My Child's Teacher Could Be Deemed Failing BUT My Daughter Passed.

Measuring growth is a statistical nightmare on the new CCSS tests.

I believe that student growth is defined as successfully meeting educational requirements from one year to the next. That means, to me, that MY CHILD’S TEACHER WAS SUCCESSFUL if my child has successfully completed the material in grade 4 and then successfully completed new material in grade 5. In the world according to Beth, if my child scores an 81 in 4th grade and an 80 in 5th grade she has still grown because the 5th grade material was new and appropriately harder.  Please note, I was comparing her grade to her grade to show the effectiveness of her teacher because THAT MAKES SENSE.

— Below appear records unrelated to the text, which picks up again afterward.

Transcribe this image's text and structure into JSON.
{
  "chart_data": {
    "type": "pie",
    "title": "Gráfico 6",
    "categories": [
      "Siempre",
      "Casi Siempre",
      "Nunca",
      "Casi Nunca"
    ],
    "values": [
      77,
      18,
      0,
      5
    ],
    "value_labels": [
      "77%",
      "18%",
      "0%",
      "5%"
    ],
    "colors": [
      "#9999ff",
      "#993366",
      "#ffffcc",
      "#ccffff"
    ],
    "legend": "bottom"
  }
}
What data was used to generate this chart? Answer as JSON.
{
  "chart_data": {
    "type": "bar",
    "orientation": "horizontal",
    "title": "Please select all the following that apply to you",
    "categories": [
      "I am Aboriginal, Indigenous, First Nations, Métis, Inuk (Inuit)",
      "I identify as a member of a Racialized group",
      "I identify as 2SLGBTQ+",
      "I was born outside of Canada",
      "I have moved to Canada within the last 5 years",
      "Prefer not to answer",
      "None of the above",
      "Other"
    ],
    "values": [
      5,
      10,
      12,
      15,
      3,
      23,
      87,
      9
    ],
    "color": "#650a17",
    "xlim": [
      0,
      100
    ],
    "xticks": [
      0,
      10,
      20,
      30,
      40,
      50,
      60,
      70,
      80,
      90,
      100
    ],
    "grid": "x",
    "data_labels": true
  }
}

If only that were true, but it is not. According to NYSED growth model, the state compares my child with other children who have similar characteristics (disabilities, socio-economic status, prior test scores). The state then compares how well my child did compared to the other children on the next year’s test. Growth is shown only if my child’s test score is higher than the test scores of a certain percentage of the other cohort student test scores. My daughter was proficient last year in ELA and Math. If she is STILL proficient, but her individual score is not as high as the other cohort students’ scores, THEN HER TEACHER IS SEEN AS NOT EFFECTIVE for my child. 

Let’s recap. My child was proficient- met the standards, passed the test; whatever you want to call it- but her teacher supposedly failed her, he was not effective since her score was not higher than the scores of other children who got the same score the year before. My daughter is still on target to be 'college and career ready' but her teacher could be fired.